Life is very different around here at the moment. Beautiful sunny Autumn days have been the perfect back drop for my new found contentment and “perfect” life.
The main school is being supplemented by the old school giving me the odd job (no conflict, different dynamics), some sport through the state’s primary AFL and Cricket licensee and my volunteer agencies.
I needed to go back through my Examiner files looking for a football match to help out a school employee. Lots of images, lots of thoughts bubbling up.
I have been hard on myself in retrospect. I always felt the pressure of getting names and the needed shot out weighed the challenge of the images themselves and tended to shelve my happy self, letting a less open, more “on the job” side take over.
The relative freedom I feel with schools, the ability to just shoot and shoot, no captions needed, few limits in time or content and full support for me chasing my perfect images, is a far cry from my mindset at the paper.
It seems, in the early days at least, my efforts did net me the images I liked as well as the ones I needed, or maybe I ditched the ones that were frustratingly pointless and have forgotten.
Some examples of what was needed, what I did, what else I did and maybe a chance to go easier on myself. All of these examples come from a random period late last year in a one of the last folders I searched (fruitlessly), but before I became too locked into a negative spiral of self doubt*.

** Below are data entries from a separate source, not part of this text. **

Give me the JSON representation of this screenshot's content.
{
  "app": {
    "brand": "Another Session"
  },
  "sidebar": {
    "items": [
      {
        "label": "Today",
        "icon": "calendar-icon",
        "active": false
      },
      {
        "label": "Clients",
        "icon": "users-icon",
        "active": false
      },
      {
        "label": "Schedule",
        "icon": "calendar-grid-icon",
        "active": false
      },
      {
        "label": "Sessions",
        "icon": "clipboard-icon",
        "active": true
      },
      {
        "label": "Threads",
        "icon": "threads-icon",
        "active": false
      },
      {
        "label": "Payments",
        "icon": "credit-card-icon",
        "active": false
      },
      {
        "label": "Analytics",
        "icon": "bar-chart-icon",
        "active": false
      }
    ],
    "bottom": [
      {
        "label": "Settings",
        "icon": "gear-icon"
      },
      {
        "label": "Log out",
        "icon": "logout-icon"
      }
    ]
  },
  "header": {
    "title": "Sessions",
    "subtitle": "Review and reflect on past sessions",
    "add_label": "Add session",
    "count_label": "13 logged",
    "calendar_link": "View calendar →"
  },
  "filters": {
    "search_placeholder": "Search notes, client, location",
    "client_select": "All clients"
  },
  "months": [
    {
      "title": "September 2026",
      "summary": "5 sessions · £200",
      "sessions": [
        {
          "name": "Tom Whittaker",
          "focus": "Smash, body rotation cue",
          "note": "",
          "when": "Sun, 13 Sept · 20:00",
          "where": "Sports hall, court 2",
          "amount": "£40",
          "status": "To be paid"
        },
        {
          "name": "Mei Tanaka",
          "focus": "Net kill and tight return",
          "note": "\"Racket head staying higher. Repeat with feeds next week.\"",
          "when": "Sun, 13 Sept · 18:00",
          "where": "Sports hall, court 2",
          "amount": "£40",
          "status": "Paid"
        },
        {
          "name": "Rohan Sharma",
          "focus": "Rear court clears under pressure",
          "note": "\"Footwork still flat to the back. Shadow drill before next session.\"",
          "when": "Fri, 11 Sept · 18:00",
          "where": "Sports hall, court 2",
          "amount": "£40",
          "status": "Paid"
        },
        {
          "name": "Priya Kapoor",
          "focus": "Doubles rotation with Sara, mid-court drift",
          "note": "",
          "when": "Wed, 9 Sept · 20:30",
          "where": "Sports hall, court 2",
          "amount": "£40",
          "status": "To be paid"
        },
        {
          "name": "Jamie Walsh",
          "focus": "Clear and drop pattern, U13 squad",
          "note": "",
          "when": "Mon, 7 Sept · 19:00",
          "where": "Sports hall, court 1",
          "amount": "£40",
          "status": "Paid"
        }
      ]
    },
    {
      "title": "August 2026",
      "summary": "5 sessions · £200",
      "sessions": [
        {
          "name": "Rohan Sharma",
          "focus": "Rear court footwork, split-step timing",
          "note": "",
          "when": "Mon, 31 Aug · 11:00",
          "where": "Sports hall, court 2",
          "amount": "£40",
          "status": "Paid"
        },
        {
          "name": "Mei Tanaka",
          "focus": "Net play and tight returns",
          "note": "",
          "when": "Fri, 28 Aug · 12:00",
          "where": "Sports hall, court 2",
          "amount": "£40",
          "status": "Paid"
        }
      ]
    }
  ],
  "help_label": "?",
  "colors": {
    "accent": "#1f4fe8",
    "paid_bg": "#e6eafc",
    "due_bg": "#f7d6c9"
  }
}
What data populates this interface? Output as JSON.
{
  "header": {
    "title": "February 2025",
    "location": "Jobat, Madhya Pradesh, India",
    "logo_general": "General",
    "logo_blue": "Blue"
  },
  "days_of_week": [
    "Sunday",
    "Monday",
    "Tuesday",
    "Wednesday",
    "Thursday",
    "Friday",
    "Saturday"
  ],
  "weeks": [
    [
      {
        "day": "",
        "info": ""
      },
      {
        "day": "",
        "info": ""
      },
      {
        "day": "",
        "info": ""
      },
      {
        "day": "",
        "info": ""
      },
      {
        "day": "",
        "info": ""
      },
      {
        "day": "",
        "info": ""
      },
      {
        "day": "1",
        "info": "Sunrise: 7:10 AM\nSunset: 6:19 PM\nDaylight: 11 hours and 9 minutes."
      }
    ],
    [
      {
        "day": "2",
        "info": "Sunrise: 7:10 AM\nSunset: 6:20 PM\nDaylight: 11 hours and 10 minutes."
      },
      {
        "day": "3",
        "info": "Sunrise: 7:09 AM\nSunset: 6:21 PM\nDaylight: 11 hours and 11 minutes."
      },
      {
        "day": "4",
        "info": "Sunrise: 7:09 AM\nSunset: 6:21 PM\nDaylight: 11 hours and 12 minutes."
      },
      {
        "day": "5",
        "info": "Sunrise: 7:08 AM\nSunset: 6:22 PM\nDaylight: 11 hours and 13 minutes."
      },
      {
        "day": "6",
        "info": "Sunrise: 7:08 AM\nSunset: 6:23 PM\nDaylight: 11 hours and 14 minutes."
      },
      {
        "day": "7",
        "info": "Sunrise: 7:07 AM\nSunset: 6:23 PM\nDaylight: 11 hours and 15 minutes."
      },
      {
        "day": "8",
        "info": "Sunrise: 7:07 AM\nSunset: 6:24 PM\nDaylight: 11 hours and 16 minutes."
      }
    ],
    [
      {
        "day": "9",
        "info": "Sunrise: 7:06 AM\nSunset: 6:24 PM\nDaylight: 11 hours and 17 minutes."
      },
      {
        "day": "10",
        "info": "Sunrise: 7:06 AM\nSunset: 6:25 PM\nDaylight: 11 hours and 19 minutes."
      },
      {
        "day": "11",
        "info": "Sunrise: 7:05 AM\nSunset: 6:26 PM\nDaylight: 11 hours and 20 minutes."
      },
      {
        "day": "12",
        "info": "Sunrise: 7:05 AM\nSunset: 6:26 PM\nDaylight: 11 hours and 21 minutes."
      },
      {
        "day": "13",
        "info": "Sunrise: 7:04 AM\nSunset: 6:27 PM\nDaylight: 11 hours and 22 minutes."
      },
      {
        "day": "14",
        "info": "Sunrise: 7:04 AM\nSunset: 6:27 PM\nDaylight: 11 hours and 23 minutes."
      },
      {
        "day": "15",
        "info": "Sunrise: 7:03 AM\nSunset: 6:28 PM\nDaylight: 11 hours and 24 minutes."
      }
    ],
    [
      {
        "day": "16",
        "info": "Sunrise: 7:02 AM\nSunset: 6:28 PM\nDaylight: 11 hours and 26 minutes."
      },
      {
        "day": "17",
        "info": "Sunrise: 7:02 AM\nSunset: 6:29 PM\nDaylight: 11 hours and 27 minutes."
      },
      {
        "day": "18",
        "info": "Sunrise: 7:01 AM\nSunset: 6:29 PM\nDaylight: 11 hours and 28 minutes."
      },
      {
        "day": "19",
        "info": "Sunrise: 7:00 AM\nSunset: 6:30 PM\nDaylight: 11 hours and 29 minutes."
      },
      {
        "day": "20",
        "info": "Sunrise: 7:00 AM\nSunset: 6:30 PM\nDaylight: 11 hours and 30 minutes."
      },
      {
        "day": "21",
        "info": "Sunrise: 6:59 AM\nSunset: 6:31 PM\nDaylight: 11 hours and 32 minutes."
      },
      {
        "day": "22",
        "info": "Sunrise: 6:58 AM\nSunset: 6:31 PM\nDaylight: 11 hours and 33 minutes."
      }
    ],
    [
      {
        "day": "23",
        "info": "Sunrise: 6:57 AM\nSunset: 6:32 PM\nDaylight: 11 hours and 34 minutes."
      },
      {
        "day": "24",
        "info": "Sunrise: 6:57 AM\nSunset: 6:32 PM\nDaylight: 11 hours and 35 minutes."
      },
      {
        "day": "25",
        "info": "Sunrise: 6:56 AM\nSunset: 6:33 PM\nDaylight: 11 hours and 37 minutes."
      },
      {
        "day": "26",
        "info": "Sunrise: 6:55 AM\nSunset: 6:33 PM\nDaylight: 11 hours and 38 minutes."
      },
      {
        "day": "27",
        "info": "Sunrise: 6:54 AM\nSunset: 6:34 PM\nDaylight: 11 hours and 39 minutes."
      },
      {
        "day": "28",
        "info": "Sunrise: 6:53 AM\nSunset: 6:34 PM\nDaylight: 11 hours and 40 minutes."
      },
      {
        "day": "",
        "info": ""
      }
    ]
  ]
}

A swimming event (state school age club championships I think).
These are fun for the school, tougher for the paper. The need to identify the swimmers puts a bit of pressure on. Bobbing heads in a constant rotation of events does not always give you much time to work with.
The images can be tricky, but you soon learn to pick the right strokes. Butterfly is king, netting images like the ones below effortlessly.
Breast stroke comes next, basically the same but without the drama.
The other strokes are generally time wasters, so a few as able, then go hunting for something different, try to tell a story and use the environment.
I spent about an hour at this even (too long really) at the start of a busy Saturday shift.
I remember enjoying the photography, especially beating the challenges of location, notorious for mediocre light and humid conditions, but the captioning still sits heavily. The process was, to shoot the running board (LED on the wall over my shoulder), which thankfully matched up with a well organised race and lane allocation system I had been given a copy of, then shoot the competitors, concentrating on the two local clubs (blue and white caps).
I submitted about twenty images, managed to get the needed podium shot of a local champion and felt generally lucky that the right events were on when I arrived and the meet was well organised.
The reality is, the podium shot will be used if relevant to the story, the best of the action shots, maybe a small gallery online, but only if a filler is needed.
It is not always this easy.
Netball can be tricky.
Poor light, the stop-start nature of the game, teams ranging from well named and numbered and often recognisable athletes, to school children swapping position bibs mid quarter with patchy or non existent team sheets and volunteered “overseer” parents or even staff who do not know all the players by sight, can make it less fun.
I learned very quickly with higher grade netball, you do not chase the ball, you stalk the player. With only seven per side, a strict time limit on ball possession, limited court access and quick hands, most players will see the ball each change of direction. Basically they will give you an in-and-out shot each, sometimes more and often contested.
Plan B is under the net or approaching action in attack, but these tend to be messy and repetative.
Add some down time or sideline shots and you are done.
One quarter should be enough, two if the game is top tier, but often you are just creating work for yourself. You do get a feel for when you have your half a dozen minimum.
In this type of environment you often do feel like the better images are lost as you have to shoot the player’s backs (with their names) straight after a decent contest, often breaking your rhythm.
In the other example above of a worst case scenario (still my most remembered horror story), I had to find out a name from a school friend in the crowd, who often had to google their correct spelling, then stalk that one player, then repeat.
I was covering two games on adjacent courts at the same time, so it became a matter of one team-one end, each quarter (the attacking team so they faced me). The journalist concerned, a cadet doing their sport rotation, decided instead to do a story on a coach they found late in the day doing their 40th carnival and only one action shot was ever used!
*To put this in context, I had plenty of support from most quarters at the paper, the sports and editorial journalist often become friends, but the photo pool was a split between cool distance and bored but supportive. I flew the flag for video content creation, much to the annoyance of others and tended to “over shoot”, which ironically meant that even after I left, a lot of my images were used to cover the JackJumpers basketball team who won the national title this year and for previews of footballers coming into the new season.